O clima no Brasil é de pessimismo generalizado. Apesar da política antiinflacionária aplicada pelo ministro Bresser Pereira, a inflação repicou para patamares bem acima dos esperados; a renegociação da dívida externa, reconhecida como um dos maiores constrangimentos da economia, não dá sinais de chegar a um bom termo; os assalariados sentem pesada a perda de poder aquisitivo, que será agravada pelo reajuste do recolhimento do imposto de renda na fonte; os indicadores de nível de atividade mostram que o desaquecimento tende a se aprofundar; e os desequilíbrios orçamentários públicos não são efetivamente controlados.

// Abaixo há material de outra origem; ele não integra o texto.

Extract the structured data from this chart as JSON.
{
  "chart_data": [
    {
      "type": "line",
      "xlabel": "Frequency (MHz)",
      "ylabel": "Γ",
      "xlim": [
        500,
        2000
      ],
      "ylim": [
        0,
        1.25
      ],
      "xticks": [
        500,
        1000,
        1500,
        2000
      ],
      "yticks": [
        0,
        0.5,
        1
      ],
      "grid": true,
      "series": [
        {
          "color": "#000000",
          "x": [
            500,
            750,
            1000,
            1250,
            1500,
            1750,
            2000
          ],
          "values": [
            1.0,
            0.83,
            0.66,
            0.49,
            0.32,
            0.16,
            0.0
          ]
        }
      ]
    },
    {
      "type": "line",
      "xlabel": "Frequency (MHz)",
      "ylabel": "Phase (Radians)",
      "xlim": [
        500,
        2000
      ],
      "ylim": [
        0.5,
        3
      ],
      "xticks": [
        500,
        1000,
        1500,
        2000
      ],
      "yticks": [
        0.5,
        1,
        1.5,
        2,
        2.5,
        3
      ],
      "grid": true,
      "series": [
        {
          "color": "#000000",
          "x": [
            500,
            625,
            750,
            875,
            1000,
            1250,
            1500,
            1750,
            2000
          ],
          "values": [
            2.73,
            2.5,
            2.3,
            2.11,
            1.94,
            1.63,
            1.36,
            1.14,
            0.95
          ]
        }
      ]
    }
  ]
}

Uma análise fria da situação econômica do Brasil não mostra, de fato, resultados animadores, principalmente em relação às perspectivas de crescimento a longo prazo, como apontado neste mesmo espaço nas duas últimas semanas. A prosseguir na atual tendência, a economia brasileira deverá sofrer forte desaceleração em sua taxa histórica de crescimento.
Contudo, os indicadores de curto prazo não podem ser extrapolados simplisticamente. A inflação está atingindo um patamar alto em relação às expectativas iniciais; mas, por outro lado, a demanda está desaquecida, o que estava previsto no plano de estabilização do ministro Bresser, e ajudará a evitar um desgarramento do patamar de 8% ao mês.
O restante do ano será certamente marcado por uma contração; mas isso não significa dizer que seja impossível o reinício de uma expansão moderada, a partir do início de 1988, caso a inflação se estabilize efetivamente. Para que isso ocorra, no entanto, é preciso atentar para as pressões de custos dentro do setor produtivo.
É comum ouvir a alegação de que, face à grande queda nos salários reais ocorrida desde o último trimestre de 1986 (certamente superior a 30%), abriu-se a possibilidade de ganhos na margem de lucro dos empresários. Desta forma, prossegue o raciocínio, não há como justificar os aumentos de preços reivindicados por vários setores industriais, em alguns casos superiores a 40%; tratar-se-iam apenas de pressões objetivando uma certa margem de segurança no caso de um novo congelamento de preços.
Em realidade, e o governo deve atentar cuidadosamente para este fato, vários setores sofrem consideráveis pressões de custos. Importantes insumos industriais, alguns ofertados pelo setor público, tiveram fortes elevações de preços durante o período de congelamento. Aço, energia elétrica e combustível são alguns exemplos. Além disso, os componentes importados sofreram majorações a partir da política cambial adotada. E houve ainda os efeitos da redução do volume de vendas em 1987, gerando impactos altistas nos custos fixos das empresas.
Assim, nota-se que o impacto da política econômica adotada nos últimos meses foi muito desigual para diferentes setores da economia. Favoreceu o setor produtivo estatal e os exportadores líquidos. Os demais acham-se fortemente pressionados por elevações de custos, podendo, portanto, dar início a uma nova espiral inflacionária.
Este é o maior desafio para estabilizar a inflação, ou seja, reajustar preços relativos dentro da margem de cerca de 3%, determinada pela diferença entre a variação da URP (5%) e a meta de 8%. Boa sorte à Seap.
MARCOS CINTRA CAVALCANTI DE ALBUQUERQUE, 41, Doutor pela Universidade de Harvard (EUA), diretor de Escola de Administração de Empresas de São Paulo da Fundação Getulio Vargas e consultor econômico desta Folha.